Como a ‘saída do armário’ de um dos melhores skatistas do mundo pode mexer com o esporte
‘Ouvir o termo bicha o tempo todo fez com que eu pensasse desde muito novo que era muito perigoso falar sobre isso’, afirma Brian Anderson
Por André Cabette Fábio, para o Nexo Jornal, em 10/10/2016.
Em entrevista concedida no final de setembro ao site Vice Sports, o skatista Brian Anderson, de 40 anos, falou abertamente sobre a sua homossexualidade. Ele não é o primeiro a “sair do armário” no universo do esporte, mas sua atitude é especialmente impactante porque Anderson é um dos maiores nomes do skate mundial.
Ele se tornou profissional em 1998, e um ano depois foi escolhido skatista do ano pela revista “Thrasher”, referência na área, e venceu o campeonato mundial.
Em um esporte no qual o status está intimamente ligado à capacidade de atrair grandes patrocinadores, Anderson é apoiado por marcas como Spitfire e Nike.
O medo da homofobia
A revelação ocorreu por meio de um minidocumentário da Vice Sports.“Meu nome é Brian Anderson, sou um skatista profissional, e nós estamos aqui para falar sobre o fato de que eu sou gay”, diz Anderson para a câmera. A obra tem ainda entrevistas com pessoas que convivem com o skatista.
“Quando saíamos em tour, algumas vezes ele fazia algo longe do grupo. Ele se separava e eu pensava ‘OK, ele gosta do seu espaço pessoal’. Era pouco usual para caras em uma viagem quererem estar sozinhos. Eu não entendia o que aquilo era, em um primeiro momento. Agora, eu consigo ver do que se tratava”, afirma o agente Sam Smyth.
Anderson conta que sente atração por homens desde criança, quando se sentia atraído pelo personagem Brutus, do desenho “Poppeye”. Ele afirma que nunca se sentiu particularmente atraído por skatistas, e que durante grande parte de sua vida pensou que poderia, em algum momento, passar a se sentir atraído por uma mulher e, a partir daí, constituir uma família.
A demora em se assumir publicamente, mesmo após viver casos amorosos com outros homens, veio em parte da homofobia presente em grupos de skatistas desde a juventude. “Ouvir o termo ‘bicha’ o tempo todo fez com que eu pensasse desde muito novo que era muito perigoso falar sobre isso”, diz. “Se eu tivesse dito isso [que é gay] há 15 anos, a reação seria muito diferente.”
A relevância do anúncio
Para skatistas gays, a declaração de Anderson é importante porque o esporte e a indústria que ele movimenta sempre focaram em uma ideia hipermasculina. O universo do skate é com frequência acusado se misoginia e machismo.

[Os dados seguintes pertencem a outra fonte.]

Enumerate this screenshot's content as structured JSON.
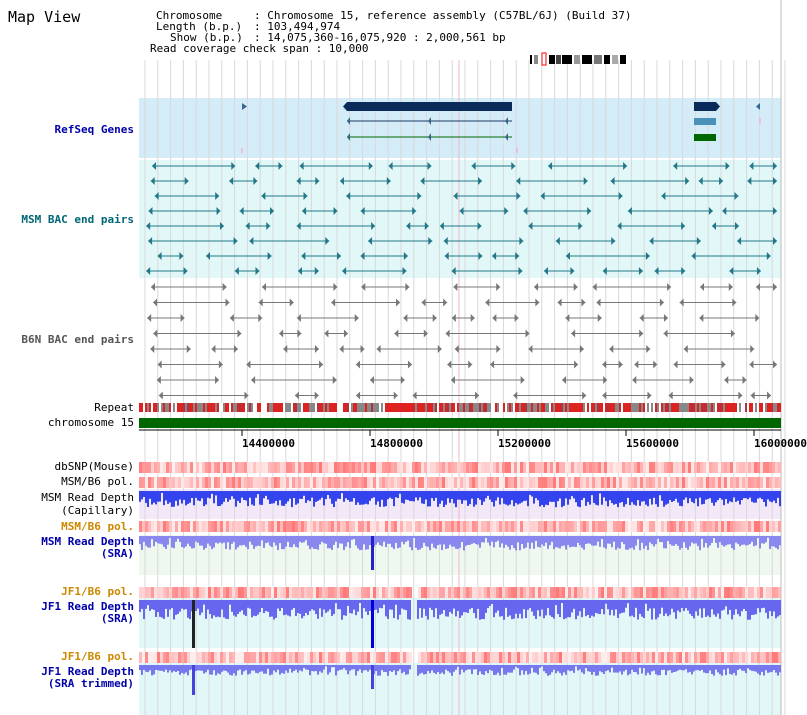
{
  "title": "Map View",
  "header": {
    "chromosome_key": "Chromosome",
    "chromosome_val": ": Chromosome 15, reference assembly (C57BL/6J) (Build 37)",
    "length_key": "Length (b.p.)",
    "length_val": ": 103,494,974",
    "show_key": "Show (b.p.)",
    "show_val": ": 14,075,360-16,075,920 : 2,000,561 bp",
    "span_line": "Read coverage check span : 10,000"
  },
  "tracks": {
    "refseq": "RefSeq Genes",
    "msm_bac": "MSM BAC end pairs",
    "b6n_bac": "B6N BAC end pairs",
    "repeat": "Repeat",
    "chromosome": "chromosome 15",
    "dbsnp": "dbSNP(Mouse)",
    "msm_b6_pol_1": "MSM/B6 pol.",
    "msm_read_depth_cap_1": "MSM Read Depth",
    "msm_read_depth_cap_2": "(Capillary)",
    "msm_b6_pol_2": "MSM/B6 pol.",
    "msm_read_depth_sra_1": "MSM Read Depth",
    "msm_read_depth_sra_2": "(SRA)",
    "jf1_b6_pol_1": "JF1/B6 pol.",
    "jf1_read_depth_1": "JF1 Read Depth",
    "jf1_read_depth_2": "(SRA)",
    "jf1_b6_pol_2": "JF1/B6 pol.",
    "jf1_trim_1": "JF1 Read Depth",
    "jf1_trim_2": "(SRA trimmed)"
  },
  "axis": {
    "ticks": [
      "14400000",
      "14800000",
      "15200000",
      "15600000",
      "16000000"
    ]
  },
  "colors": {
    "refseq_label": "#0000aa",
    "msm_label": "#006677",
    "b6n_label": "#555555",
    "orange_label": "#cc8800",
    "blue_label": "#0000aa",
    "refseq_bg": "#d4ecf7",
    "msm_bg": "#e2f8f8",
    "chrom_green": "#006600"
  }
}
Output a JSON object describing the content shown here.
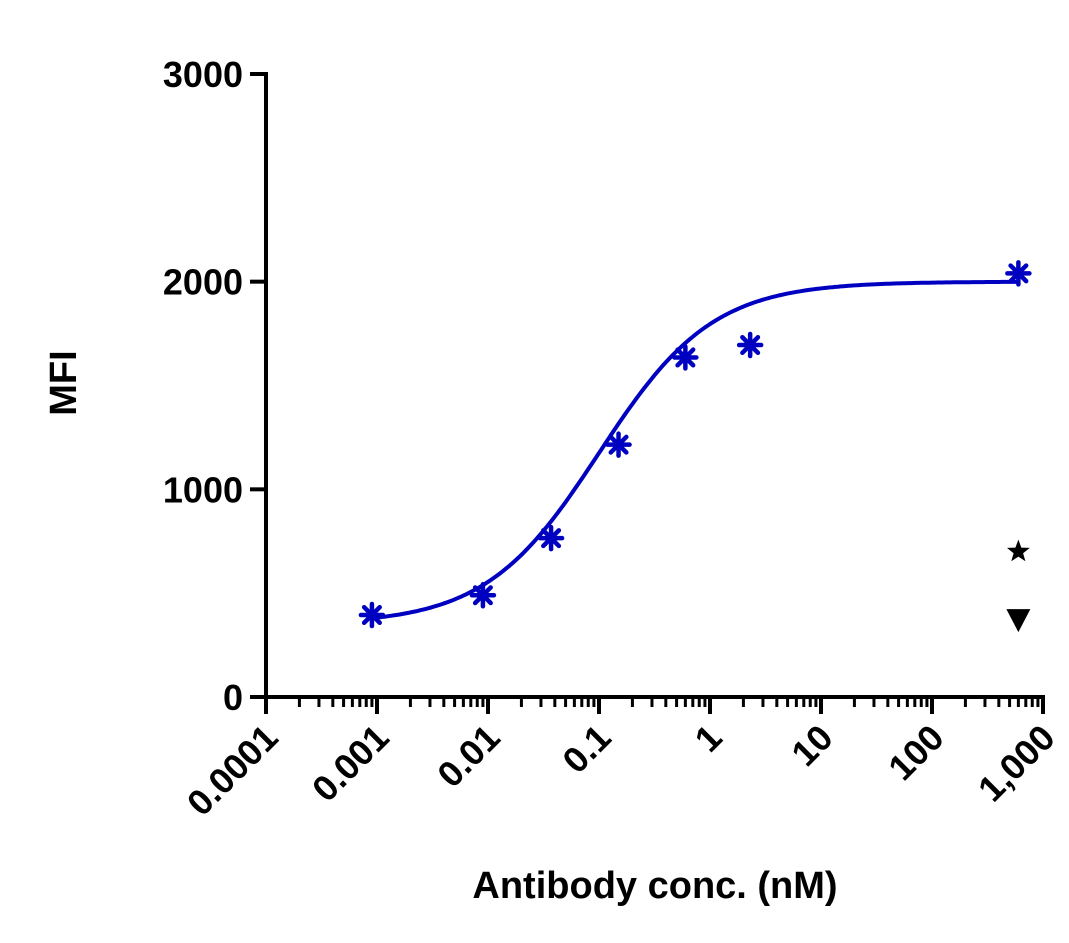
{
  "chart_data": {
    "type": "scatter",
    "title": "",
    "xlabel": "Antibody conc. (nM)",
    "ylabel": "MFI",
    "xscale": "log",
    "xlim": [
      0.0001,
      1000
    ],
    "ylim": [
      0,
      3000
    ],
    "grid": false,
    "legend": "none",
    "x_ticks": [
      {
        "value": 0.0001,
        "label": "0.0001"
      },
      {
        "value": 0.001,
        "label": "0.001"
      },
      {
        "value": 0.01,
        "label": "0.01"
      },
      {
        "value": 0.1,
        "label": "0.1"
      },
      {
        "value": 1,
        "label": "1"
      },
      {
        "value": 10,
        "label": "10"
      },
      {
        "value": 100,
        "label": "100"
      },
      {
        "value": 1000,
        "label": "1,000"
      }
    ],
    "y_ticks": [
      {
        "value": 0,
        "label": "0"
      },
      {
        "value": 1000,
        "label": "1000"
      },
      {
        "value": 2000,
        "label": "2000"
      },
      {
        "value": 3000,
        "label": "3000"
      }
    ],
    "series": [
      {
        "color": "#0000c0",
        "marker": "asterisk",
        "points": [
          {
            "x": 0.0009,
            "y": 395
          },
          {
            "x": 0.009,
            "y": 490
          },
          {
            "x": 0.037,
            "y": 765
          },
          {
            "x": 0.15,
            "y": 1215
          },
          {
            "x": 0.6,
            "y": 1635
          },
          {
            "x": 2.3,
            "y": 1695
          },
          {
            "x": 600,
            "y": 2040
          }
        ],
        "fit": {
          "model": "four-parameter logistic",
          "bottom": 350,
          "top": 2000,
          "ec50": 0.1,
          "hill": 0.85
        }
      },
      {
        "color": "#000000",
        "marker": "star",
        "points": [
          {
            "x": 600,
            "y": 700
          }
        ]
      },
      {
        "color": "#000000",
        "marker": "triangle-down",
        "points": [
          {
            "x": 600,
            "y": 370
          }
        ]
      }
    ]
  }
}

Há um caso simbólico envolvendo o ex-skatista profissional Tim Von Werne. Em 1998 ele deu uma entrevista na qual falou sobre sua homossexualidade para a revista “Skateboarder”. Seus patrocinadores conseguiram, no entanto, barrar a publicação. Na mesma época, Werne sofreu uma fratura no quadril e abandonou o skate.
“Ficou bem claro logo de cara que, se eu quisesse ser um skatista profissional, eu teria que pensar em entrar no armário. Eu não me sentia confortável para fazer isso”, afirmou Werne em entrevistaconcedida em agosto de 2016 ao site Out and Proud, de temática LGBT.
“A identidade sexual seria irrelevante para o skate se o skate não fosse tão intimamente identificado com a dureza de machão relacionada à heterossexualidade masculina. Se você abrir uma revista de skate, vai ver um monte de héteros, a maior parte deles caras brancos, andando de skate, e algumas minas seminuas que provavelmente não andam de skate fazendo propaganda de produtos de skate”, Max Dubler, repórter e skatista amador, em artigo publicado na revista ‘Jenkem’, especializada em skate.
Em 2002, a revista “Big Brother” publicou uma reportagem de capa a respeito da homossexualidade do skatista Jarret Berry, na qual ele aparecia com o traseiro de fora, em atitude de desafio.
A diferença entre o caso de Berry e o de Anderson é que o primeiro era pouco famoso, já o segundo é um astro do esporte com uma legião de fãs.
“Todos os skatistas que já saíram do armário são marginais. [A revista] ‘Big Brother’ deu a Jarret Barry a capa porque ele era gay. Mas era uma espécie de curiosidade, Jarret Barry não é um cara que está no radar das pessoas, ele não ganhou o campeonato mundial. Brian Anderson é alguém que muita gente tem como o skatista favorito (…) Todos os jovens que o têm como favorito e receberem a notícia [de que ele é gay] vão ser forçados a se perguntar ‘por que isso importa?’”, Ed Templeton, skatista profissional e fundador da marca Toy Machine Skateboards em entrevista à Vice Sports.